Hiertoe stimuleert de regering partnerschappen, gericht op co-creatie van innovatieve
oplossingen en op de export en import van technologie en kennis. Specifieke programma’s
en publiek-private initiatieven komen aan het einde van deze brief aan de orde onder
instrumentarium.
Economische veiligheid
De inzet op internationale samenwerking en de export van kennis en kunde bieden kansen
voor Nederlandse bedrijven en kennisinstellingen zoals Wageningen University & Research
(WUR) om een bijdrage te leveren aan het oplossen van het mondiale voedselzekerheidsvraagstuk.
Tegelijkertijd kunnen wij niet naïef zijn. Onze kenniseconomie en open houding maakt
Nederland ook kwetsbaar voor staten die kennis en technologie op oneigenlijke wijze
proberen te vergaren. Met die verworven kennis en technologie kunnen staten bijvoorbeeld
risicovolle strategische afhankelijkheden creëren die voor Nederland onwenselijk zijn
en daarmee kan (ook) onze voedselzekerheid op de lange termijn onder druk komen te
staan. Het voorkomen van ongewenste kennis- en technologieoverdracht is dan ook een
belangrijk aandachtspunt van het kabinet10 en maakt onderdeel uit van de afweging of en hoe een internationale activiteit wordt
vormgegeven.
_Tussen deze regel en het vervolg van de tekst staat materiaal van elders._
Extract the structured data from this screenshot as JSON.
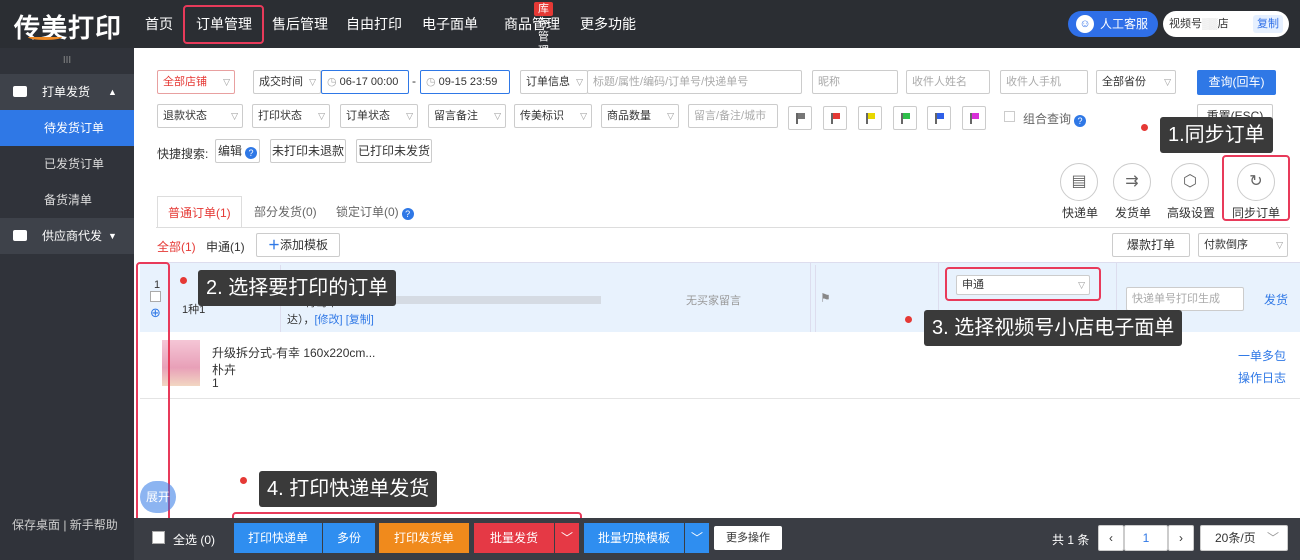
{
  "topbar": {
    "logo": "传美打印",
    "nav": [
      "首页",
      "订单管理",
      "售后管理",
      "自由打印",
      "电子面单",
      "商品管理",
      "更多功能"
    ],
    "inventory_badge": "库存管理",
    "service": "人工客服",
    "shop": "视频号",
    "shop_suffix": "店",
    "copy": "复制"
  },
  "sidebar": {
    "group1": "打单发货",
    "items": [
      "待发货订单",
      "已发货订单",
      "备货清单"
    ],
    "group2": "供应商代发",
    "footer": "保存桌面 | 新手帮助"
  },
  "filters": {
    "shop": "全部店铺",
    "time_type": "成交时间",
    "start": "06-17 00:00",
    "dash": "-",
    "end": "09-15 23:59",
    "order_info": "订单信息",
    "order_info_ph": "标题/属性/编码/订单号/快递单号",
    "nick_ph": "昵称",
    "receiver_ph": "收件人姓名",
    "phone_ph": "收件人手机",
    "province": "全部省份",
    "query": "查询(回车)",
    "refund": "退款状态",
    "print_status": "打印状态",
    "order_status": "订单状态",
    "remark": "留言备注",
    "mark": "传美标识",
    "qty": "商品数量",
    "remark_ph": "留言/备注/城市",
    "combo": "组合查询",
    "reset": "重置(ESC)"
  },
  "quick": {
    "label": "快捷搜索:",
    "edit": "编辑",
    "q1": "未打印未退款",
    "q2": "已打印未发货"
  },
  "flag_colors": [
    "#777777",
    "#e53935",
    "#e8d800",
    "#2fbf4a",
    "#2f5fe8",
    "#d82fd8"
  ],
  "tools": [
    "快递单",
    "发货单",
    "高级设置",
    "同步订单"
  ],
  "tabs": [
    "普通订单(1)",
    "部分发货(0)",
    "锁定订单(0)"
  ],
  "subtabs": {
    "all": "全部(1)",
    "carrier": "申通(1)",
    "add_tpl": "添加模板",
    "hot_print": "爆款打单",
    "sort": "付款倒序"
  },
  "order": {
    "index": "1",
    "count": "1种1",
    "address": "青岛市",
    "address_tail": "达）",
    "edit": "[修改]",
    "copy": "[复制]",
    "no_msg": "无买家留言",
    "carrier": "申通",
    "print_express": "打印快递单",
    "print_invoice": "打印发货单",
    "tracking_ph": "快递单号打印生成",
    "ship": "发货"
  },
  "goods": {
    "title": "升级拆分式-有幸 160x220cm...",
    "attr": "朴卉",
    "qty": "1",
    "multi": "一单多包",
    "log": "操作日志"
  },
  "callouts": [
    "1.同步订单",
    "2. 选择要打印的订单",
    "3. 选择视频号小店电子面单",
    "4. 打印快递单发货"
  ],
  "bottom": {
    "expand": "展开",
    "select_all": "全选 (0)",
    "print_express": "打印快递单",
    "multi": "多份",
    "print_invoice": "打印发货单",
    "batch_ship": "批量发货",
    "switch_tpl": "批量切换模板",
    "more": "更多操作",
    "total": "共 1 条",
    "page": "1",
    "per_page": "20条/页"
  }
}
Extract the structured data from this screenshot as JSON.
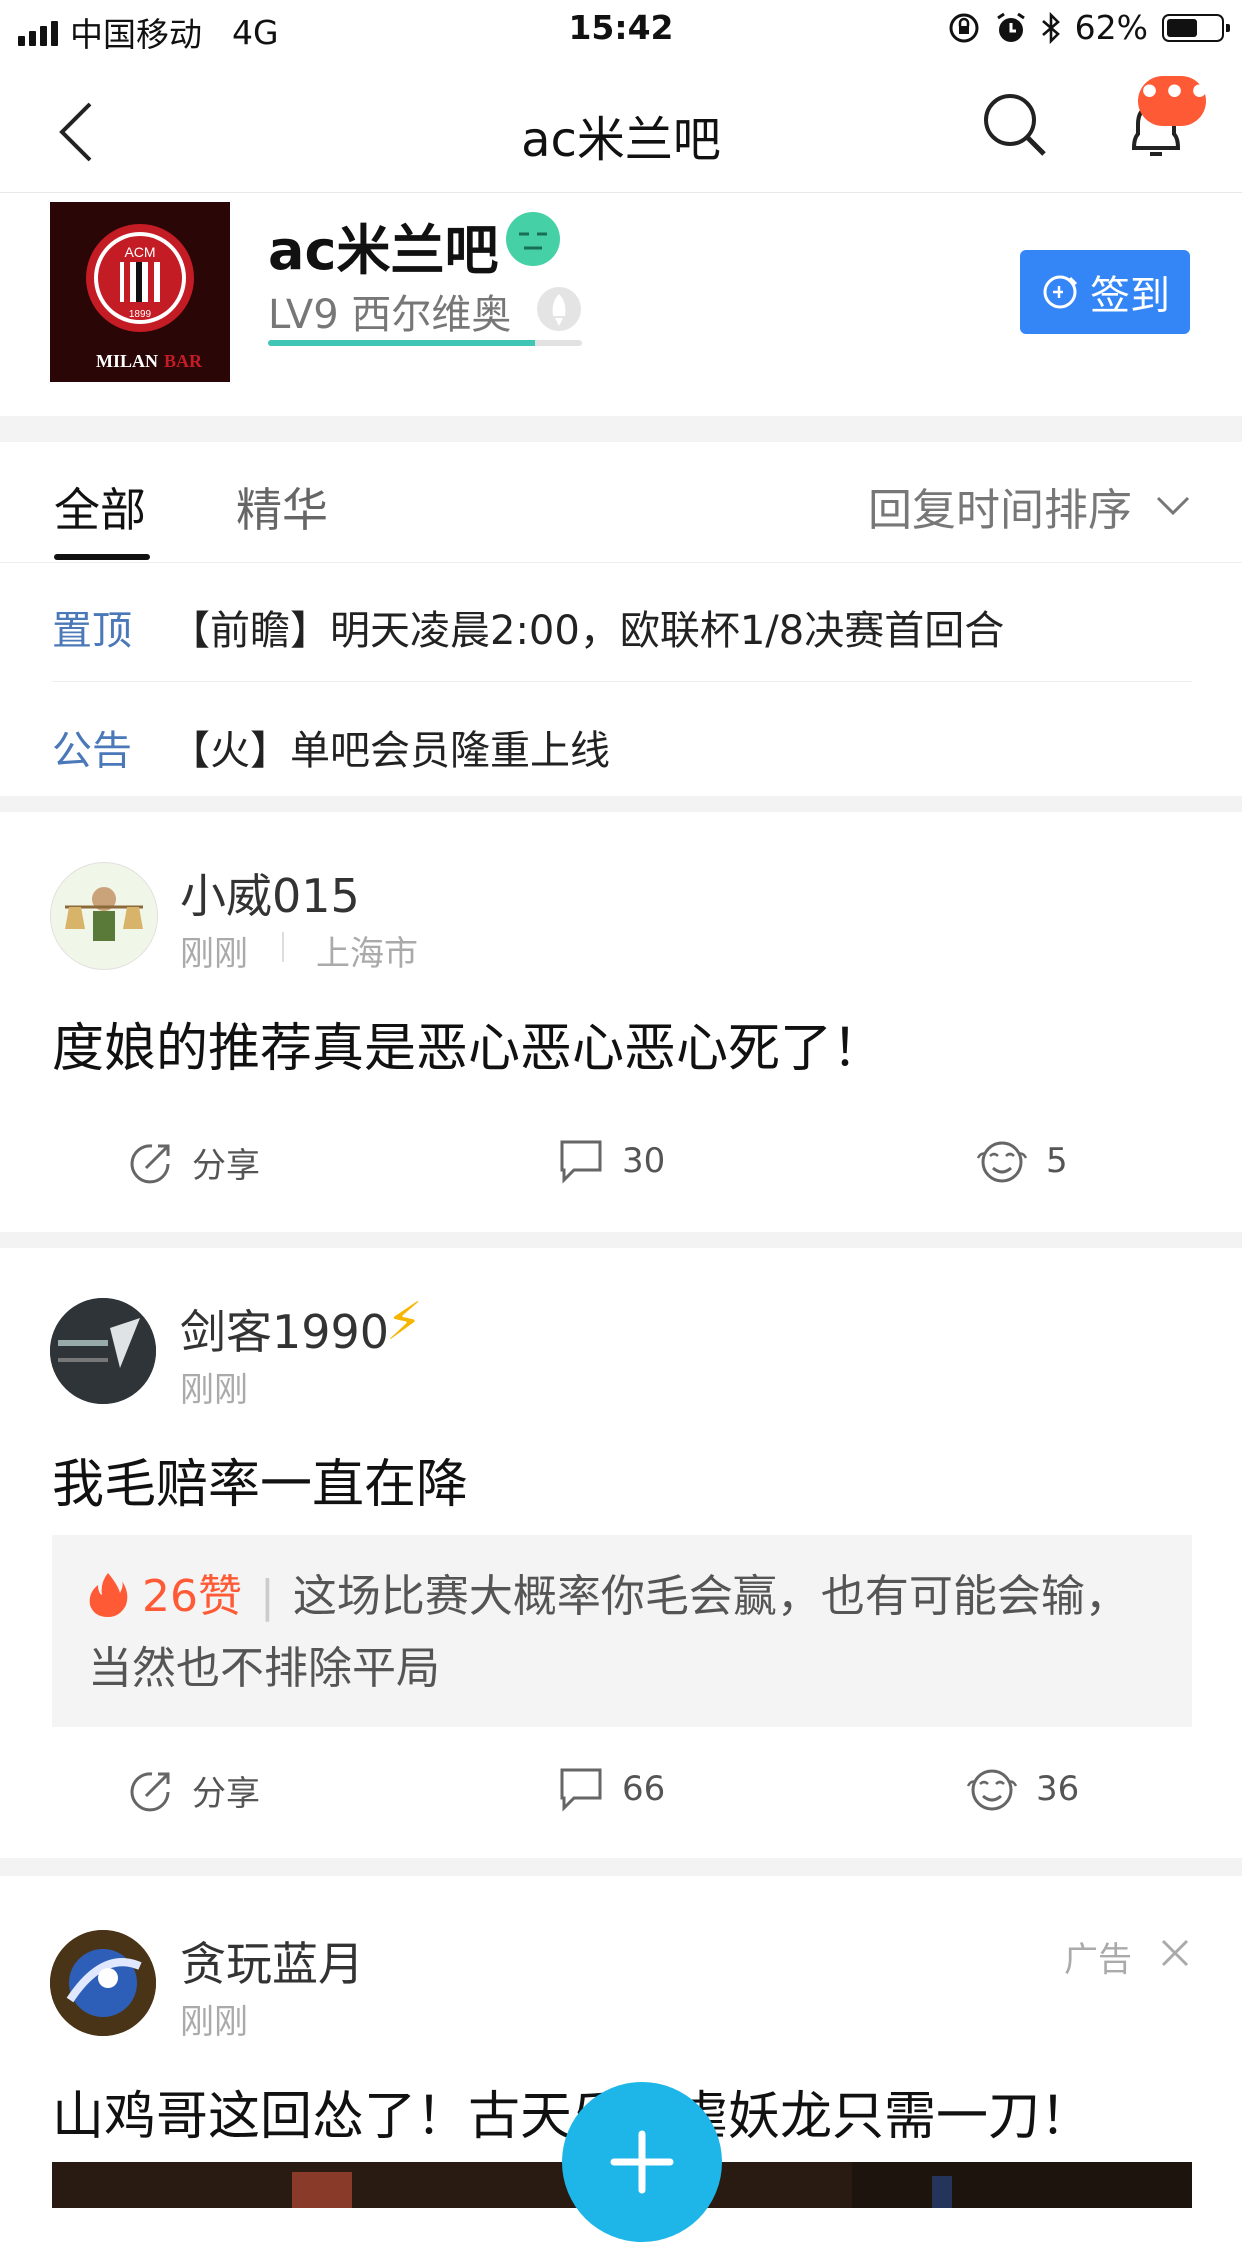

De overheid heeft diverse instrumenten om de bewustwording op dergelijke
risico’s te vergroten, waaronder het Ondernemersloket Economische Veiligheid en het
Kennisveiligheidsloket.11
Op 20 juni 2023 hebben de Europese Commissie en de Hoge Vertegenwoordiger een gezamenlijke
mededeling over een Europese Economische Veiligheidsstrategie gepubliceerd. Hierin
worden onder andere vier type risicoanalyses aangekondigd, waarvan één ziet op kritieke
technologieën, waar biotechnologie als een van de hoog risico kritieke technologieën
is geïdentificeerd door de Europese Commissie. Uw Kamer is geïnformeerd over de appreciatie
van deze voorstellen.12, 13
Het Ministerie van LNV brengt binnen de kabinetsaanpak ten aanzien van strategische
afhankelijkheden risicovolle strategische afhankelijkheden in kaart die raken aan
het belang van voedselzekerheid. Uw Kamer is op 15 december 2023 door de Ministers
van EZK, BZ en BHOS geïnformeerd over de voortgang en planning van deze kabinetsaanpak.14 Het kabinet werkt daarnaast aan de implementatie van de Europese Critical Entities Resilience directive (CER-richtlijn) en Network and Information Security directive (NIS2-richtlijn). Deze richtlijnen zien respectievelijk toe op het verhogen van de
fysieke en digitale weerbaarheid van organisaties en bedrijven in de Europese Unie
die essentiële diensten verlenen binnen bepaalde sectoren, waaronder de levensmiddelenindustrie.15 Uw Kamer is op 31 januari jl. door de Minister van Justitie & Veiligheid geïnformeerd
over de stand van zaken van de implementatie van beide richtlijnen.16 Momenteel onderzoeken we bovendien of en welke processen en diensten van de voedselketen
onderdeel moeten worden van de Nederlandse vitale infrastructuur, waarover uw Kamer
in de loop van 2024 wordt geïnformeerd.
Verder gaat LNV in gesprek met de Ministers van EZK en J&V over hoe invulling te geven
aan de motie Meulenkamp c.s., die de Minister van LNV oproept een voorstel uit te
werken om de Nederlandse groente- en zaadveredeling onder de reikwijdte van de wet
Vifo te laten vallen.17
Een duurzame en gezonde landbouwpraktijk is van cruciaal belang om ervoor te zorgen
dat voedsel veilig, voedzaam en op een milieuvriendelijke manier wordt geproduceerd.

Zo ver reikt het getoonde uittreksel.